- Directed by: B. S. Rajashekar
- Screenplay by: B. S. Rajashekar
- Story by: Seethapathi
- Dialogues by: Ravikishore B. S. Rajashekar Manju Hasan
- Produced by: R. Mallikarjunayya
- Starring: Vijay Raghavendra; Bhuvana Chandra; Sandeep; Gayathiri Iyer;
- Cinematography: K. Vasudev
- Edited by: K. Girish Kumar
- Music by: Karthik Bhoopathi
- Production company: Chithra Madhyama
- Release date: 11 March 2011;
- Country: India
- Language: Kannada

= Shravana (film) =

Indian Kannada-language romantic drama film

Shravana is a 2011 Kannada-language romantic drama film directed by B. S. Rajashekar. The film stars Vijay Raghavendra, Bhuvana Chandra, Sandeep and Gayathiri Iyer. The film was released to negative reviews.

== Production ==
The film is about three friends who are aimless in life and follows the theme that behind every successful man is a woman.

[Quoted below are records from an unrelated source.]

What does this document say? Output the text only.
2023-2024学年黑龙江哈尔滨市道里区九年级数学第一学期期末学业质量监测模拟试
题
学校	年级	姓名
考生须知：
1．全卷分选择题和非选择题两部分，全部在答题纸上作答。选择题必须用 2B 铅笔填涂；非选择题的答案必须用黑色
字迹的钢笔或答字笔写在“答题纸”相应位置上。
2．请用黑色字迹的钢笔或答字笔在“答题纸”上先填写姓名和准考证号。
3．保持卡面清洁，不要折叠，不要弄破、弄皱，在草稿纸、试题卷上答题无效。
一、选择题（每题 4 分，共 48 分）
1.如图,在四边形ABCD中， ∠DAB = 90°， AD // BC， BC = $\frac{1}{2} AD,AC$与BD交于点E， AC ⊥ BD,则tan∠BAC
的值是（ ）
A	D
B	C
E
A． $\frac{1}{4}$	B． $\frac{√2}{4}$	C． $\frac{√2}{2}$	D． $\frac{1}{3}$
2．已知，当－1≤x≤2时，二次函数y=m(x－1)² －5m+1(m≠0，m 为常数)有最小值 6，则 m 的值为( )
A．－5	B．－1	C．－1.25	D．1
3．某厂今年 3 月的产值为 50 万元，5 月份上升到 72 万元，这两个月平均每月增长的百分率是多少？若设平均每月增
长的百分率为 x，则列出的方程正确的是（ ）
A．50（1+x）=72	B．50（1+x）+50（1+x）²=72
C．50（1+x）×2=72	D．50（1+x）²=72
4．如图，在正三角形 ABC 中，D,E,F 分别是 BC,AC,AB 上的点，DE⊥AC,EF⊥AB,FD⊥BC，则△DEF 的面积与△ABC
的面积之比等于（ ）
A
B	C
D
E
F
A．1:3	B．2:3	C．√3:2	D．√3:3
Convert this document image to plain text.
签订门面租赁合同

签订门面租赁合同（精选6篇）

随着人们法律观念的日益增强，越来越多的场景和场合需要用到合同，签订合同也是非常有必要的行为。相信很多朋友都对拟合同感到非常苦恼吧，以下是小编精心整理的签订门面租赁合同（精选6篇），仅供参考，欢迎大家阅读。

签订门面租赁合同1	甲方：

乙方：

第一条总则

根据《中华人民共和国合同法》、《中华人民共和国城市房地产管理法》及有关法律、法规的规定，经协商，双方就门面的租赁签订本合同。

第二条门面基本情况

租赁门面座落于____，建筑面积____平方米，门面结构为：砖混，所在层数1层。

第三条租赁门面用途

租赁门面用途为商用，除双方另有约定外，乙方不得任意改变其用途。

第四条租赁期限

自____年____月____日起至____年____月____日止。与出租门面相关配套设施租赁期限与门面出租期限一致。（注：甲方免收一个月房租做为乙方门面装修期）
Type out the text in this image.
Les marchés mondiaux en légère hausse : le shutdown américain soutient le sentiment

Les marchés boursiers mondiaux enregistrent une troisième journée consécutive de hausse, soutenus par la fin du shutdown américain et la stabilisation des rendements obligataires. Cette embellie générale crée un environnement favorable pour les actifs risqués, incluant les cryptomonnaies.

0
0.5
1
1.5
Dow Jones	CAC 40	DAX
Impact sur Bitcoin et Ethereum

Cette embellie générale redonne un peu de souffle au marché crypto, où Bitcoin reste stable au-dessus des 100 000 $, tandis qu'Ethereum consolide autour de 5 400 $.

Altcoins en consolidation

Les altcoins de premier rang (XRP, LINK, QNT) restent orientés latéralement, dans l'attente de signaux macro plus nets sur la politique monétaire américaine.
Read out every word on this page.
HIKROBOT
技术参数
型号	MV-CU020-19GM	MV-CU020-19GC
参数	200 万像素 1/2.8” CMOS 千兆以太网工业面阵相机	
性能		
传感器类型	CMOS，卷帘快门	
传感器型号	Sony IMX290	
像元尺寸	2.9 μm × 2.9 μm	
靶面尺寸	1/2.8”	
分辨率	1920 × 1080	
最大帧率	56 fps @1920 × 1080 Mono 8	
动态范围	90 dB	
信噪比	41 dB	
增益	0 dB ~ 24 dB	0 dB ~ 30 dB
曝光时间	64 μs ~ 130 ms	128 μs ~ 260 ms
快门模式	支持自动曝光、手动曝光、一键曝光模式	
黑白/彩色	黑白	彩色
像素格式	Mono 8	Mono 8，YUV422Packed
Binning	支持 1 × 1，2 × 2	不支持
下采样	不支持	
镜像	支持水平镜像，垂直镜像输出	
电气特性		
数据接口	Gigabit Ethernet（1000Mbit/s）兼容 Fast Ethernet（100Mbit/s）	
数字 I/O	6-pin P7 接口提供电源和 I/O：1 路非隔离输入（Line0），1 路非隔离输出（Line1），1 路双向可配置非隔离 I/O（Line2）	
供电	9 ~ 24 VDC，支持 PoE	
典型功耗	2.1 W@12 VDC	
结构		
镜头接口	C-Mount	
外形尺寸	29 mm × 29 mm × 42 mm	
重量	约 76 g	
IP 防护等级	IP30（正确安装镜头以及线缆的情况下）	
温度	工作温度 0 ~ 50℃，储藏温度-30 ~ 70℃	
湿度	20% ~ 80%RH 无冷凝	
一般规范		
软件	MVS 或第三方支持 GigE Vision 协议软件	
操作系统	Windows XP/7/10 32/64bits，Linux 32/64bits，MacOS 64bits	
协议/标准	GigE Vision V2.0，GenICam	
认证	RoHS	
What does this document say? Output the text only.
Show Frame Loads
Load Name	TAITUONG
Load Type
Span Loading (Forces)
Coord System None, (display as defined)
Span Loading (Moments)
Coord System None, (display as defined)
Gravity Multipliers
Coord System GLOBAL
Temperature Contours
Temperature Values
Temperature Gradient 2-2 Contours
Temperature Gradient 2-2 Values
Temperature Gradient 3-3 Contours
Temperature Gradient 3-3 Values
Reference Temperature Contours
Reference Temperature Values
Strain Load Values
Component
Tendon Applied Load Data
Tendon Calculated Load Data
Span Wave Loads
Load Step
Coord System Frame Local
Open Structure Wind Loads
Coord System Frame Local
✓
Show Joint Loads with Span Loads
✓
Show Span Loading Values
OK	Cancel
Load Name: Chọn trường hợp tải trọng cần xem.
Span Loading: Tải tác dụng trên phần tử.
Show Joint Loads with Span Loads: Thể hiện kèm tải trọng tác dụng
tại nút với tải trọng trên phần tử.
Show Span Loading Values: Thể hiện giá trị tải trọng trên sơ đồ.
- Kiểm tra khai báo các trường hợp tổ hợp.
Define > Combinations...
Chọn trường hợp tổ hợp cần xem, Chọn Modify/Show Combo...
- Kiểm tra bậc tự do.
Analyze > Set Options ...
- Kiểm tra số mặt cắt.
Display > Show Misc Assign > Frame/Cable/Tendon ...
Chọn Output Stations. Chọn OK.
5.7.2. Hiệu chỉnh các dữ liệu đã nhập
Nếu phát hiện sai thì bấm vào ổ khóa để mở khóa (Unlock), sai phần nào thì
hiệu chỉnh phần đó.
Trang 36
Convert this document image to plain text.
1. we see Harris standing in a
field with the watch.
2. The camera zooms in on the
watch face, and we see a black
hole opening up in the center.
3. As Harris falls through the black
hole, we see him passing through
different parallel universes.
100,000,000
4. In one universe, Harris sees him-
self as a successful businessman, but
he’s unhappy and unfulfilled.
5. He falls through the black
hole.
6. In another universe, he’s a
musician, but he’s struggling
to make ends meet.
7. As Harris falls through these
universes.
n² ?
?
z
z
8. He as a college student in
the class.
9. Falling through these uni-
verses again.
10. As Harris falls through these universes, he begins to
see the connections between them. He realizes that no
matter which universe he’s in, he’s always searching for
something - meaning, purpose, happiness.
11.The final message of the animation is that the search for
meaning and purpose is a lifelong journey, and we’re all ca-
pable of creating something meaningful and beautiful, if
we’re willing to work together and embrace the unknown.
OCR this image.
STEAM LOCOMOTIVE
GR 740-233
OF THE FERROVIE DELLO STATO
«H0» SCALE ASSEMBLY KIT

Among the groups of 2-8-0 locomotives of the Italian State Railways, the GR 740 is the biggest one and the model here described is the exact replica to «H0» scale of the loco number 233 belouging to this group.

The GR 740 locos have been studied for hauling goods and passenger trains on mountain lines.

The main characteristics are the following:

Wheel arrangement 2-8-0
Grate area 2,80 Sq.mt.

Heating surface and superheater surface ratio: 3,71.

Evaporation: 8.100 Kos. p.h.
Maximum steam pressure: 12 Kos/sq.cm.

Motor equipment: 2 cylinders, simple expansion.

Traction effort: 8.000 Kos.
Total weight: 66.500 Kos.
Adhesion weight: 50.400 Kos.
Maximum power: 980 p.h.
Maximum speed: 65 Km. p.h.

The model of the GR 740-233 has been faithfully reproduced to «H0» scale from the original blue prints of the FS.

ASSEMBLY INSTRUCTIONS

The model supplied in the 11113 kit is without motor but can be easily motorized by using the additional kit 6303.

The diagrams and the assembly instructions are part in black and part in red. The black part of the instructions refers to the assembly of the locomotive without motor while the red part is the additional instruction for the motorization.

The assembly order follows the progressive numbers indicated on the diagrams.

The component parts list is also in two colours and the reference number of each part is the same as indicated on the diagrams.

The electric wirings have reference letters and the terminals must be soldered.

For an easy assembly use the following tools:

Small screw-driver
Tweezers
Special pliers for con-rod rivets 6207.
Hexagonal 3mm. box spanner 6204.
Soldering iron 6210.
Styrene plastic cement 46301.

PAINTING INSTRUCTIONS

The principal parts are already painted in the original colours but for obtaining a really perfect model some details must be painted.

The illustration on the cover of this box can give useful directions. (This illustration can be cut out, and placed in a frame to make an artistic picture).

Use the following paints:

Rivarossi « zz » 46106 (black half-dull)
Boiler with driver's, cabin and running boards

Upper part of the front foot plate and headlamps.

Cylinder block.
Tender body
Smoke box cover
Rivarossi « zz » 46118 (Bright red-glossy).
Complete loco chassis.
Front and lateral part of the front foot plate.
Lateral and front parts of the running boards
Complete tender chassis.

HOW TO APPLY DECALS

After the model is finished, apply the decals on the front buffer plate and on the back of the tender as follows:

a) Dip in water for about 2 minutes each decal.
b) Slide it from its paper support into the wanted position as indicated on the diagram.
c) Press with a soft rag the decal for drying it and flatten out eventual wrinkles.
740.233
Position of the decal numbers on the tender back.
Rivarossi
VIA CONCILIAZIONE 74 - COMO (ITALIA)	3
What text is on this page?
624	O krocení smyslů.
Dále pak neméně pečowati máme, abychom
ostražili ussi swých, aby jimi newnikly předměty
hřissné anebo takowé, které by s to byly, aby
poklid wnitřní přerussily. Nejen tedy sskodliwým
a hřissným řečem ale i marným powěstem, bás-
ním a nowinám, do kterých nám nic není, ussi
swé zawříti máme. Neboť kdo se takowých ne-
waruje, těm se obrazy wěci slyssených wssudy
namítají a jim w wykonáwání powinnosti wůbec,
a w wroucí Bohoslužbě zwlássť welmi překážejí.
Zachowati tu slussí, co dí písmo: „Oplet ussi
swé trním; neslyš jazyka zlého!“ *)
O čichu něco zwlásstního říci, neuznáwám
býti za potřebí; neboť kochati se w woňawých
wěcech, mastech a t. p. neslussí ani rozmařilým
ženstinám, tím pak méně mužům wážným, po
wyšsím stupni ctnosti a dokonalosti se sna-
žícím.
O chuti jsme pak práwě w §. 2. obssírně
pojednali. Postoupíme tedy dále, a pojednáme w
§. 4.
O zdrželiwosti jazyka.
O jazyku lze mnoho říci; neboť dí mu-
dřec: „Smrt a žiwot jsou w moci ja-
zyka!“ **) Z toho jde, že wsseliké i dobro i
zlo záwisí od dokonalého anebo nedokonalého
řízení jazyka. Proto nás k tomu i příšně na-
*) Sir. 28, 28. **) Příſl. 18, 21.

The film was predominately shot in Tumkuru apart from one song which was shot in Bengaluru.

== Soundtrack ==
The film has soundtrack composed by Karthik Bhoopathi.

Track listing
| No. | Title | Lyrics | Singer(s) | Length |
|---|---|---|---|---|
| 1. | "Bhoom Shaka Laka" | B. S. Rajashekar | Tippu | 4:34 |
| 2. | "Namoora Devara Jaathre" | Doddarangegowda | Gana Ulaganathan, Chaitra H. G., L. N. Shastri | 4:50 |
| 3. | "Kanasugala Koteyali" | B. S. Rajashekar | Vyshali Sisters, K. S. Chithra | 4:24 |
| 4. | "Pathithe Ennidiro O Athithi" | Honnenahalli Manjunath | Chaitra H. G. | 6:17 |
| Total length: |  |  |  | 20:05 |

== Release and reception ==
The film was scheduled to release in Shravana (mid-July to mid-August) of 2010 but was delayed.

A critic from the IANS wrote, "Shravana is a big let down and fiercely boring. Better watch Kempe Gowda again". A critic from Prajavani wrote that "Shravana is like a weakly shelled pill of moral teaching and is very difficult to swallow."